Home truths: Home-owning Ireland kicked in the Airbnbs
In times past, when despicable scandals like the recently-highlighted great tracker robbery were exposed by media, those responsible resigned, governments stepped down, plugs were pulled. Careers of incompetents were ended. Not any more, it seems.
Home-owning middle Ireland isn't a happy bunny right now. Recent events have shown that the middle is not only struggling as it has been since the crash, but that many have been robbed by their banks and are now being mocked by the State supposedly bound to protect them.
The multitudes who had money stolen from them by the banks as a result of the tracker mortgage scandal have been told to take a hike by the Central Bank of Ireland, the sham protector of the public interest and enforcer of governance law in financial services. Their Central Bank has once again let them down telling tracker mortgage holders who have been robbed to get themselves down to the financial ombudsman for redress. They've been told to get stuffed, to go an eat cake. That having money stolen from them by their bank is akin to getting professional service that is a tad shoddy.
Middle home-owning Ireland then saw its elected Government speaking disapprovingly about the mass theft which has gone on, and about the failure of the banks to repay the money, but otherwise watched it stand idly by.
For middle home-owning Ireland, it's all a bit like the cops coming around after the break-in and then beating up the burgled.
Of course, as tax payers, they have already bailed out the banks. Mortgage-paying middle Ireland realises that its children will be paying for those mistakes for decades to come. The children they are trying to raise have been robbed too.
The tracker scandal proves above all that we have been thrust back into the era of GUBU. For those who don't remember, that's Grotesque, Unbelievable, Bizarre, Unprecedented.
Those middle-aged tracker holders with 10 or 15 years left to go on their home payments will remember GUBU first time out.
We have seen the unbelievable and unprecedented spectacle of the chairman of our own Government's Finance Committee calling on the ECB to come back to Ireland and take over dealing with this issue - because our Government and Central Bank cannot be trusted to do it.
While we worry about first-time buyers and the growing numbers of homeless, we sometimes forget that those who bought homes in the Celtic Tiger years ago are among those suffering most from the most wearing financial problems.
Even if these mortgage holders haven't been robbed blind by their bank, they are likely to be struggling. Age wise, those hit by the tracker scandal are generally an older group who paid most for their homes in the Tiger years, and are therefore the most likely to be in negative equity.
By age they are also the most likely to have costs associated with college-going kids, most likely to be of an age to have been downsized in their employment since the crash at a time when companies are still cutting costs to the quick, or most likely to have been let go entirely in a time when technology is putting multitudes out of work in retail and in financial services in particular.
Home-owning middle Ireland is the group which is most likely to be earning the same or less in money terms (never mind real terms) as they did 10 years ago. Less again if they took post-crash pay cuts which were never clawed back.
At the same time the cost of living - for petrol, education for their children, healthcare and so forth - has consistently been rising.
So what does middle-aged middle home-owning Ireland do when faced with being bumped off the middle-class rung of the ladder? It does what it always did - it uses the house to hang on.
This is the group that will most likely take in lodgers, paying students and other types of paying guests .

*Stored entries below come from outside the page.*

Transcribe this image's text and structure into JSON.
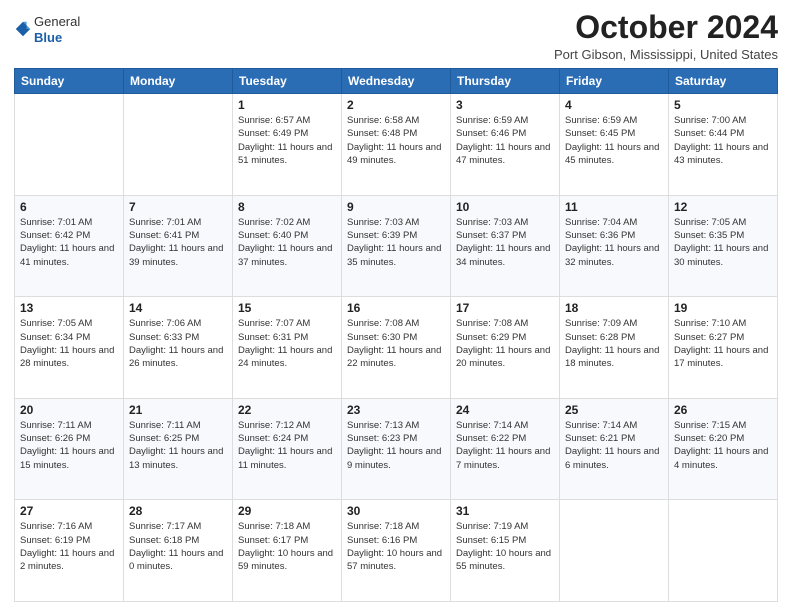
{
  "header": {
    "logo_general": "General",
    "logo_blue": "Blue",
    "month_title": "October 2024",
    "location": "Port Gibson, Mississippi, United States"
  },
  "days_of_week": [
    "Sunday",
    "Monday",
    "Tuesday",
    "Wednesday",
    "Thursday",
    "Friday",
    "Saturday"
  ],
  "weeks": [
    [
      {
        "day": "",
        "info": ""
      },
      {
        "day": "",
        "info": ""
      },
      {
        "day": "1",
        "info": "Sunrise: 6:57 AM\nSunset: 6:49 PM\nDaylight: 11 hours and 51 minutes."
      },
      {
        "day": "2",
        "info": "Sunrise: 6:58 AM\nSunset: 6:48 PM\nDaylight: 11 hours and 49 minutes."
      },
      {
        "day": "3",
        "info": "Sunrise: 6:59 AM\nSunset: 6:46 PM\nDaylight: 11 hours and 47 minutes."
      },
      {
        "day": "4",
        "info": "Sunrise: 6:59 AM\nSunset: 6:45 PM\nDaylight: 11 hours and 45 minutes."
      },
      {
        "day": "5",
        "info": "Sunrise: 7:00 AM\nSunset: 6:44 PM\nDaylight: 11 hours and 43 minutes."
      }
    ],
    [
      {
        "day": "6",
        "info": "Sunrise: 7:01 AM\nSunset: 6:42 PM\nDaylight: 11 hours and 41 minutes."
      },
      {
        "day": "7",
        "info": "Sunrise: 7:01 AM\nSunset: 6:41 PM\nDaylight: 11 hours and 39 minutes."
      },
      {
        "day": "8",
        "info": "Sunrise: 7:02 AM\nSunset: 6:40 PM\nDaylight: 11 hours and 37 minutes."
      },
      {
        "day": "9",
        "info": "Sunrise: 7:03 AM\nSunset: 6:39 PM\nDaylight: 11 hours and 35 minutes."
      },
      {
        "day": "10",
        "info": "Sunrise: 7:03 AM\nSunset: 6:37 PM\nDaylight: 11 hours and 34 minutes."
      },
      {
        "day": "11",
        "info": "Sunrise: 7:04 AM\nSunset: 6:36 PM\nDaylight: 11 hours and 32 minutes."
      },
      {
        "day": "12",
        "info": "Sunrise: 7:05 AM\nSunset: 6:35 PM\nDaylight: 11 hours and 30 minutes."
      }
    ],
    [
      {
        "day": "13",
        "info": "Sunrise: 7:05 AM\nSunset: 6:34 PM\nDaylight: 11 hours and 28 minutes."
      },
      {
        "day": "14",
        "info": "Sunrise: 7:06 AM\nSunset: 6:33 PM\nDaylight: 11 hours and 26 minutes."
      },
      {
        "day": "15",
        "info": "Sunrise: 7:07 AM\nSunset: 6:31 PM\nDaylight: 11 hours and 24 minutes."
      },
      {
        "day": "16",
        "info": "Sunrise: 7:08 AM\nSunset: 6:30 PM\nDaylight: 11 hours and 22 minutes."
      },
      {
        "day": "17",
        "info": "Sunrise: 7:08 AM\nSunset: 6:29 PM\nDaylight: 11 hours and 20 minutes."
      },
      {
        "day": "18",
        "info": "Sunrise: 7:09 AM\nSunset: 6:28 PM\nDaylight: 11 hours and 18 minutes."
      },
      {
        "day": "19",
        "info": "Sunrise: 7:10 AM\nSunset: 6:27 PM\nDaylight: 11 hours and 17 minutes."
      }
    ],
    [
      {
        "day": "20",
        "info": "Sunrise: 7:11 AM\nSunset: 6:26 PM\nDaylight: 11 hours and 15 minutes."
      },
      {
        "day": "21",
        "info": "Sunrise: 7:11 AM\nSunset: 6:25 PM\nDaylight: 11 hours and 13 minutes."
      },
      {
        "day": "22",
        "info": "Sunrise: 7:12 AM\nSunset: 6:24 PM\nDaylight: 11 hours and 11 minutes."
      },
      {
        "day": "23",
        "info": "Sunrise: 7:13 AM\nSunset: 6:23 PM\nDaylight: 11 hours and 9 minutes."
      },
      {
        "day": "24",
        "info": "Sunrise: 7:14 AM\nSunset: 6:22 PM\nDaylight: 11 hours and 7 minutes."
      },
      {
        "day": "25",
        "info": "Sunrise: 7:14 AM\nSunset: 6:21 PM\nDaylight: 11 hours and 6 minutes."
      },
      {
        "day": "26",
        "info": "Sunrise: 7:15 AM\nSunset: 6:20 PM\nDaylight: 11 hours and 4 minutes."
      }
    ],
    [
      {
        "day": "27",
        "info": "Sunrise: 7:16 AM\nSunset: 6:19 PM\nDaylight: 11 hours and 2 minutes."
      },
      {
        "day": "28",
        "info": "Sunrise: 7:17 AM\nSunset: 6:18 PM\nDaylight: 11 hours and 0 minutes."
      },
      {
        "day": "29",
        "info": "Sunrise: 7:18 AM\nSunset: 6:17 PM\nDaylight: 10 hours and 59 minutes."
      },
      {
        "day": "30",
        "info": "Sunrise: 7:18 AM\nSunset: 6:16 PM\nDaylight: 10 hours and 57 minutes."
      },
      {
        "day": "31",
        "info": "Sunrise: 7:19 AM\nSunset: 6:15 PM\nDaylight: 10 hours and 55 minutes."
      },
      {
        "day": "",
        "info": ""
      },
      {
        "day": "",
        "info": ""
      }
    ]
  ]
}
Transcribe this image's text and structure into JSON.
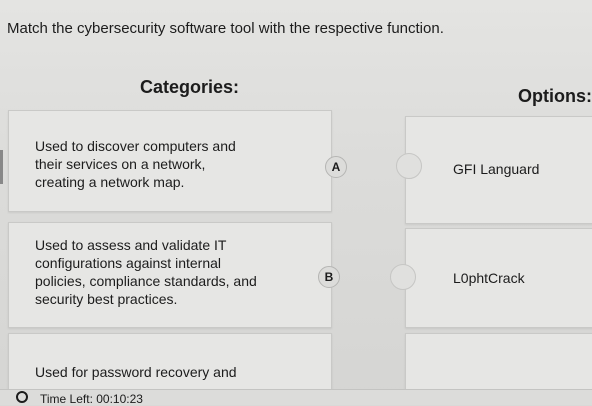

For middle-aged mortgage-holding couples with teenage children, there have been two great saviours - the rent-a-room scheme, which allows those who let out a room in their home to earn €14,000 tax-free each year. That, and Airbnb - the online service which attracts tourists willing to hire rooms from local families.
In latter years, income from rent-a-room or from Airbnb has sometimes been all that stands between a mortgage-holding middle-aged couple with kids - and repossession.
Sometimes those options have been the difference between having money to fund a third-level education for offspring or not, or even the difference between eating properly or not.
Rent-a-room and Airbnb between them have been vital in assisting battered home-owning middle Ireland in clinging desperately on to that middle rung.
Airbnb has proven particularly helpful in more isolated rural areas where demand for full-time rental is low but newly Airbnb enabled tourism is viable. Although there are enthusiasts for it, inviting strangers in cheek by jowl to share your home with you isn't something you do out of choice, unless you really need the money.
But now it looks like middle mortgage holders are set for yet another kicking from Government as evidenced by recent guidelines issued by the Department of Housing. These suggest that Airbnb usage will require planning permission for certain types of short lets. This is being done on the basis that Airbnb is hoovering up lets which would ordinarily be taken by long-term tenants.
But where is the evidence? Airbnb, an organisation not known for its social sensitivities, has accused the Irish state of moving to disenfranchise ordinary home holders of a great earning empowerment to help them in their lives.
Airbnb is right. Once again middle home-owning Ireland has been kicked where it hurts.